Essa semana fiz dois pães enormes com a nova técnica de fermentação química que aprendi no episódio do pão que não crescia. Creio que tenham sido os melhores pães que já fiz. Até hoje, quem sabe.

Também essa semana em um dos grupos que participo publicaram vários vídeos de sovas de diferentes tipos de massas, das mais secas às mais hidratadas e eu fiquei pensando que jamais uma massa minha seria tão elástica e macia quanto a daquelas pessoas.

Pois hoje fiz uma massa que ficou igualzinha a de um dos vídeos e eles estão na segunda fermentação aguardando ir pra o forno.

O que me fascina é que pão é ciência pura. O que me fascina é pensar que minhas mãos e o calor delas podem transformar uma mistura de ingredientes em um alimento tão poderoso.

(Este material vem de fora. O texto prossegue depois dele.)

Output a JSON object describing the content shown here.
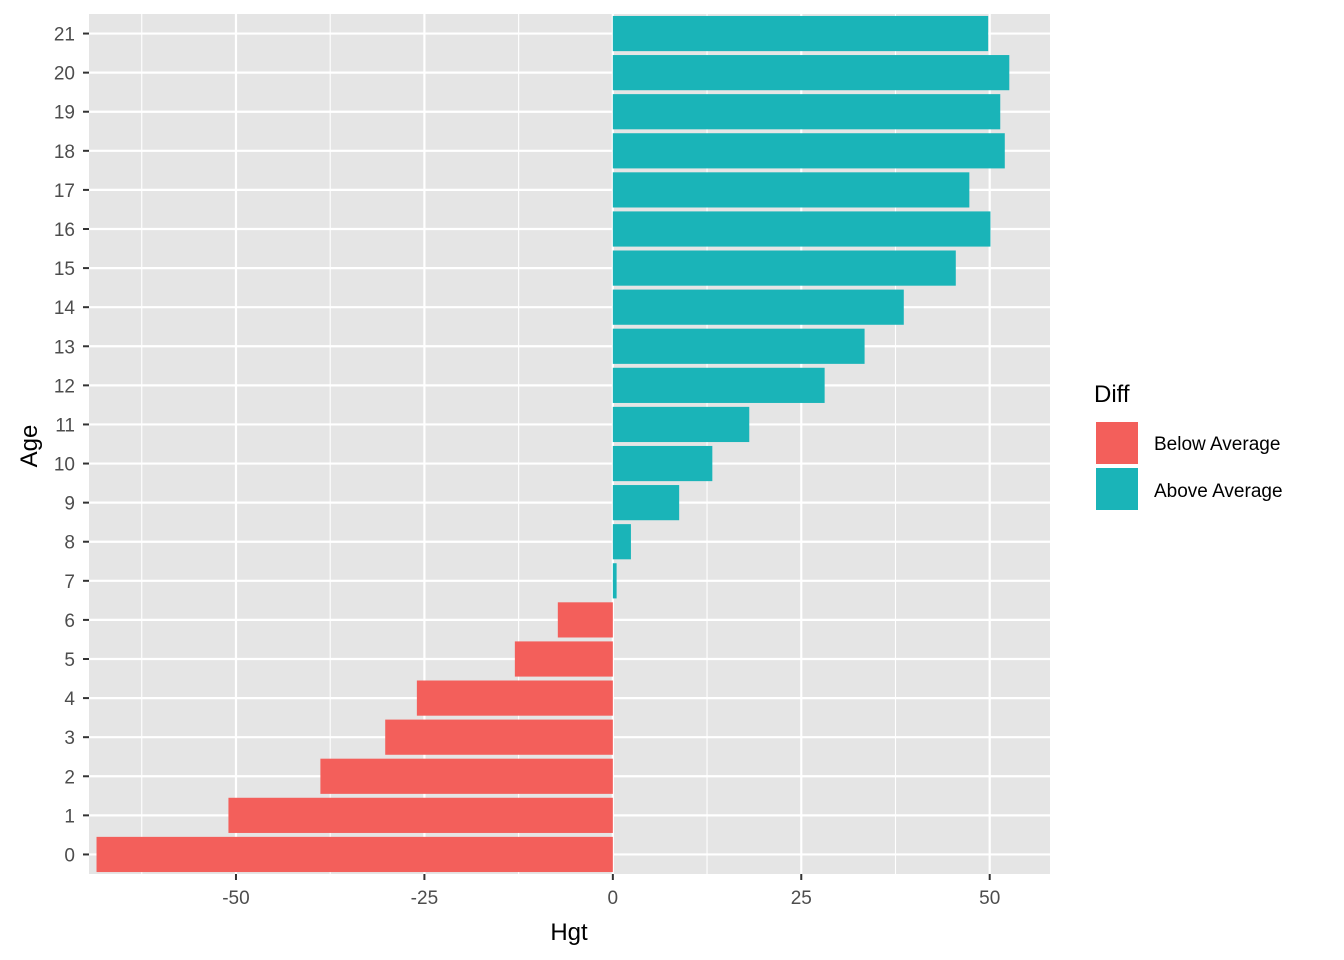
{
  "chart_data": {
    "type": "bar",
    "orientation": "horizontal",
    "xlabel": "Hgt",
    "ylabel": "Age",
    "xlim": [
      -69.5,
      58
    ],
    "x_ticks": [
      -50,
      -25,
      0,
      25,
      50
    ],
    "x_tick_labels": [
      "-50",
      "-25",
      "0",
      "25",
      "50"
    ],
    "categories": [
      "0",
      "1",
      "2",
      "3",
      "4",
      "5",
      "6",
      "7",
      "8",
      "9",
      "10",
      "11",
      "12",
      "13",
      "14",
      "15",
      "16",
      "17",
      "18",
      "19",
      "20",
      "21"
    ],
    "values": [
      -68.5,
      -51,
      -38.8,
      -30.2,
      -26,
      -13,
      -7.3,
      0.5,
      2.4,
      8.8,
      13.2,
      18.1,
      28.1,
      33.4,
      38.6,
      45.5,
      50.1,
      47.3,
      52,
      51.4,
      52.6,
      49.8
    ],
    "grid": true,
    "legend": {
      "title": "Diff",
      "position": "right",
      "entries": [
        {
          "label": "Below Average",
          "color": "#F8766D"
        },
        {
          "label": "Above Average",
          "color": "#00BFC4"
        }
      ]
    },
    "colors": {
      "below": "#F35F5B",
      "above": "#1AB4B8",
      "panel": "#E5E5E5",
      "grid": "#FFFFFF"
    }
  }
}
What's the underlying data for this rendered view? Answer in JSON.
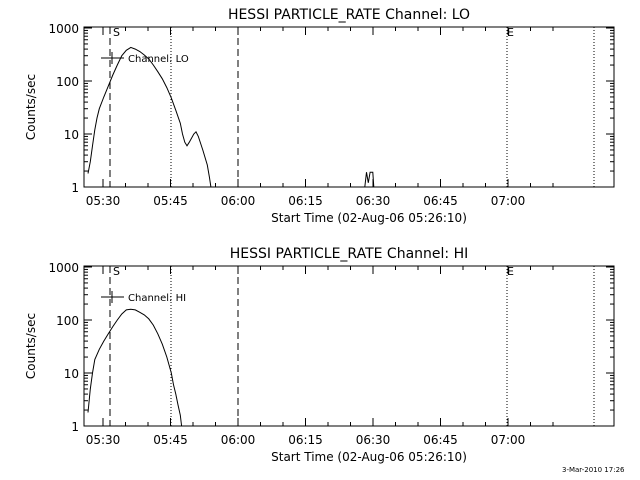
{
  "chart_data": [
    {
      "type": "line",
      "title": "HESSI PARTICLE_RATE Channel: LO",
      "xlabel": "Start Time (02-Aug-06 05:26:10)",
      "ylabel": "Counts/sec",
      "yscale": "log",
      "xlim_minutes": [
        0,
        60
      ],
      "x_ticks": [
        "05:30",
        "05:45",
        "06:00",
        "06:15",
        "06:30",
        "06:45",
        "07:00"
      ],
      "y_ticks": [
        "1",
        "10",
        "100",
        "1000"
      ],
      "ylim": [
        1,
        1000
      ],
      "markers": {
        "S": "S",
        "E": "E"
      },
      "legend": {
        "label": "Channel: LO",
        "position": "top-left"
      },
      "series": [
        {
          "name": "Channel: LO",
          "color": "#000000",
          "points": [
            [
              0.5,
              1.8
            ],
            [
              1.0,
              3
            ],
            [
              1.5,
              6
            ],
            [
              2.0,
              12
            ],
            [
              2.5,
              20
            ],
            [
              3.0,
              30
            ],
            [
              4.0,
              50
            ],
            [
              5.0,
              80
            ],
            [
              6.0,
              130
            ],
            [
              7.0,
              200
            ],
            [
              8.0,
              300
            ],
            [
              9.0,
              380
            ],
            [
              10.0,
              430
            ],
            [
              11.0,
              400
            ],
            [
              12.0,
              360
            ],
            [
              13.0,
              310
            ],
            [
              14.0,
              260
            ],
            [
              15.0,
              200
            ],
            [
              16.0,
              150
            ],
            [
              17.0,
              110
            ],
            [
              18.0,
              75
            ],
            [
              19.0,
              48
            ],
            [
              20.0,
              28
            ],
            [
              21.0,
              16
            ],
            [
              21.5,
              10
            ],
            [
              22.0,
              7
            ],
            [
              22.5,
              6
            ],
            [
              23.0,
              7
            ],
            [
              24.0,
              10
            ],
            [
              24.5,
              11
            ],
            [
              25.0,
              9
            ],
            [
              26.0,
              5
            ],
            [
              27.0,
              2.6
            ],
            [
              27.5,
              1.5
            ],
            [
              27.8,
              1.0
            ]
          ],
          "blip": [
            [
              62.0,
              1.0
            ],
            [
              62.4,
              1.9
            ],
            [
              62.8,
              1.2
            ],
            [
              63.2,
              1.9
            ],
            [
              63.8,
              1.9
            ],
            [
              64.0,
              1.0
            ]
          ]
        }
      ]
    },
    {
      "type": "line",
      "title": "HESSI PARTICLE_RATE Channel: HI",
      "xlabel": "Start Time (02-Aug-06 05:26:10)",
      "ylabel": "Counts/sec",
      "yscale": "log",
      "x_ticks": [
        "05:30",
        "05:45",
        "06:00",
        "06:15",
        "06:30",
        "06:45",
        "07:00"
      ],
      "y_ticks": [
        "1",
        "10",
        "100",
        "1000"
      ],
      "ylim": [
        1,
        1000
      ],
      "markers": {
        "S": "S",
        "E": "E"
      },
      "legend": {
        "label": "Channel: HI",
        "position": "top-left"
      },
      "series": [
        {
          "name": "Channel: HI",
          "color": "#000000",
          "points": [
            [
              0.5,
              1.8
            ],
            [
              1.0,
              5
            ],
            [
              1.5,
              10
            ],
            [
              2.0,
              18
            ],
            [
              3.0,
              28
            ],
            [
              4.0,
              40
            ],
            [
              5.0,
              55
            ],
            [
              6.0,
              75
            ],
            [
              7.0,
              100
            ],
            [
              8.0,
              130
            ],
            [
              9.0,
              155
            ],
            [
              10.0,
              160
            ],
            [
              11.0,
              155
            ],
            [
              12.0,
              140
            ],
            [
              13.0,
              125
            ],
            [
              14.0,
              105
            ],
            [
              15.0,
              80
            ],
            [
              16.0,
              55
            ],
            [
              17.0,
              35
            ],
            [
              18.0,
              20
            ],
            [
              19.0,
              10
            ],
            [
              19.5,
              6
            ],
            [
              20.0,
              4
            ],
            [
              20.5,
              2.5
            ],
            [
              21.0,
              1.6
            ],
            [
              21.3,
              1.0
            ]
          ]
        }
      ]
    }
  ],
  "footer": {
    "timestamp": "3-Mar-2010 17:26"
  }
}
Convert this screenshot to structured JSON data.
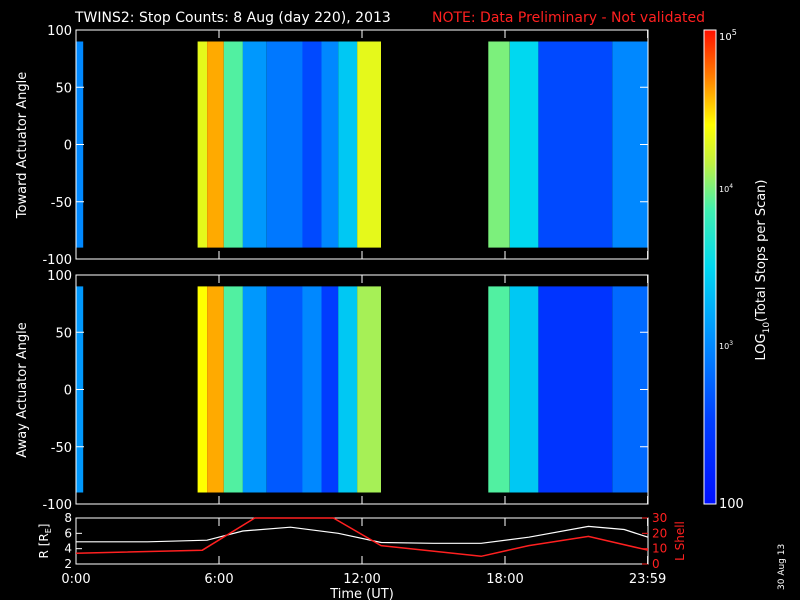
{
  "header": {
    "title": "TWINS2: Stop Counts:  8 Aug (day 220), 2013",
    "note": "NOTE: Data Preliminary - Not validated"
  },
  "panels": [
    {
      "ylabel": "Toward Actuator Angle",
      "yticks": [
        "100",
        "50",
        "0",
        "-50",
        "-100"
      ]
    },
    {
      "ylabel": "Away Actuator Angle",
      "yticks": [
        "100",
        "50",
        "0",
        "-50",
        "-100"
      ]
    }
  ],
  "orbit_panel": {
    "ylabel_left": "R [R",
    "ylabel_left_sub": "E",
    "ylabel_left_end": "]",
    "ylabel_right": "L Shell",
    "left_ticks": [
      "8",
      "6",
      "4",
      "2"
    ],
    "right_ticks": [
      "30",
      "20",
      "10",
      "0"
    ]
  },
  "xaxis": {
    "ticks": [
      "0:00",
      "6:00",
      "12:00",
      "18:00",
      "23:59"
    ],
    "label": "Time (UT)"
  },
  "colorbar": {
    "label": "LOG",
    "label_sub": "10",
    "label_rest": "(Total Stops per Scan)",
    "tick_top": "10",
    "tick_top_exp": "5",
    "tick_4": "10",
    "tick_4_exp": "4",
    "tick_3": "10",
    "tick_3_exp": "3",
    "tick_bottom": "100"
  },
  "stamp": "30 Aug 13",
  "colors": {
    "note": "#ff2020",
    "lshell": "#ff2020",
    "radius": "#ffffff"
  },
  "chart_data": {
    "type": "heatmap",
    "x_unit": "hours UT",
    "xlim": [
      0,
      24
    ],
    "ylim": [
      -100,
      100
    ],
    "clim_log10": [
      2,
      5
    ],
    "data_intervals_hours": [
      [
        0,
        0.3
      ],
      [
        5.1,
        12.8
      ],
      [
        17.3,
        24
      ]
    ],
    "log10_counts_by_time": {
      "toward": [
        {
          "t": [
            0.0,
            0.3
          ],
          "v": 3.0
        },
        {
          "t": [
            5.1,
            5.5
          ],
          "v": 4.3
        },
        {
          "t": [
            5.5,
            6.2
          ],
          "v": 4.6
        },
        {
          "t": [
            6.2,
            7.0
          ],
          "v": 3.9
        },
        {
          "t": [
            7.0,
            8.0
          ],
          "v": 3.1
        },
        {
          "t": [
            8.0,
            9.5
          ],
          "v": 2.9
        },
        {
          "t": [
            9.5,
            10.3
          ],
          "v": 2.6
        },
        {
          "t": [
            10.3,
            11.0
          ],
          "v": 3.0
        },
        {
          "t": [
            11.0,
            11.8
          ],
          "v": 3.4
        },
        {
          "t": [
            11.8,
            12.8
          ],
          "v": 4.3
        },
        {
          "t": [
            17.3,
            18.2
          ],
          "v": 4.0
        },
        {
          "t": [
            18.2,
            19.4
          ],
          "v": 3.5
        },
        {
          "t": [
            19.4,
            22.5
          ],
          "v": 2.6
        },
        {
          "t": [
            22.5,
            24.0
          ],
          "v": 3.0
        }
      ],
      "away": [
        {
          "t": [
            0.0,
            0.3
          ],
          "v": 3.1
        },
        {
          "t": [
            5.1,
            5.5
          ],
          "v": 4.4
        },
        {
          "t": [
            5.5,
            6.2
          ],
          "v": 4.6
        },
        {
          "t": [
            6.2,
            7.0
          ],
          "v": 3.9
        },
        {
          "t": [
            7.0,
            8.0
          ],
          "v": 3.1
        },
        {
          "t": [
            8.0,
            9.5
          ],
          "v": 2.7
        },
        {
          "t": [
            9.5,
            10.3
          ],
          "v": 3.0
        },
        {
          "t": [
            10.3,
            11.0
          ],
          "v": 2.5
        },
        {
          "t": [
            11.0,
            11.8
          ],
          "v": 3.4
        },
        {
          "t": [
            11.8,
            12.8
          ],
          "v": 4.1
        },
        {
          "t": [
            17.3,
            18.2
          ],
          "v": 3.9
        },
        {
          "t": [
            18.2,
            19.4
          ],
          "v": 3.4
        },
        {
          "t": [
            19.4,
            22.5
          ],
          "v": 2.4
        },
        {
          "t": [
            22.5,
            24.0
          ],
          "v": 2.8
        }
      ]
    },
    "orbit": {
      "radius_left_ylim": [
        2,
        8
      ],
      "lshell_right_ylim": [
        0,
        30
      ],
      "radius_RE": [
        [
          0,
          4.9
        ],
        [
          3,
          4.9
        ],
        [
          5.5,
          5.1
        ],
        [
          7,
          6.3
        ],
        [
          9,
          6.8
        ],
        [
          11,
          6.0
        ],
        [
          12.8,
          4.8
        ],
        [
          15,
          4.7
        ],
        [
          17,
          4.7
        ],
        [
          19,
          5.5
        ],
        [
          21.5,
          6.9
        ],
        [
          23,
          6.5
        ],
        [
          24,
          5.5
        ]
      ],
      "lshell": [
        [
          0,
          7
        ],
        [
          5.3,
          9
        ],
        [
          7.5,
          35
        ],
        [
          10.8,
          35
        ],
        [
          12.8,
          12
        ],
        [
          17,
          5
        ],
        [
          19,
          12
        ],
        [
          21.5,
          18
        ],
        [
          24,
          9
        ]
      ]
    }
  }
}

Desencostei meu Larousse hoje para pegar o passo-a-passo da fermentação natural. Em um cantinho da minha cozinha a vida começa a nascer a partir de 20 gramas de farinha, 20 gramas de água e 5 gramas de mel.

A razão principal por que eu amo estar na cozinha é que lá eu me supero a cada dia. Meus medos, meus erros, minhas dúvidas. Vai tudo ficando pra trás e eu transformo cada uma dessas coisas em aprendizado.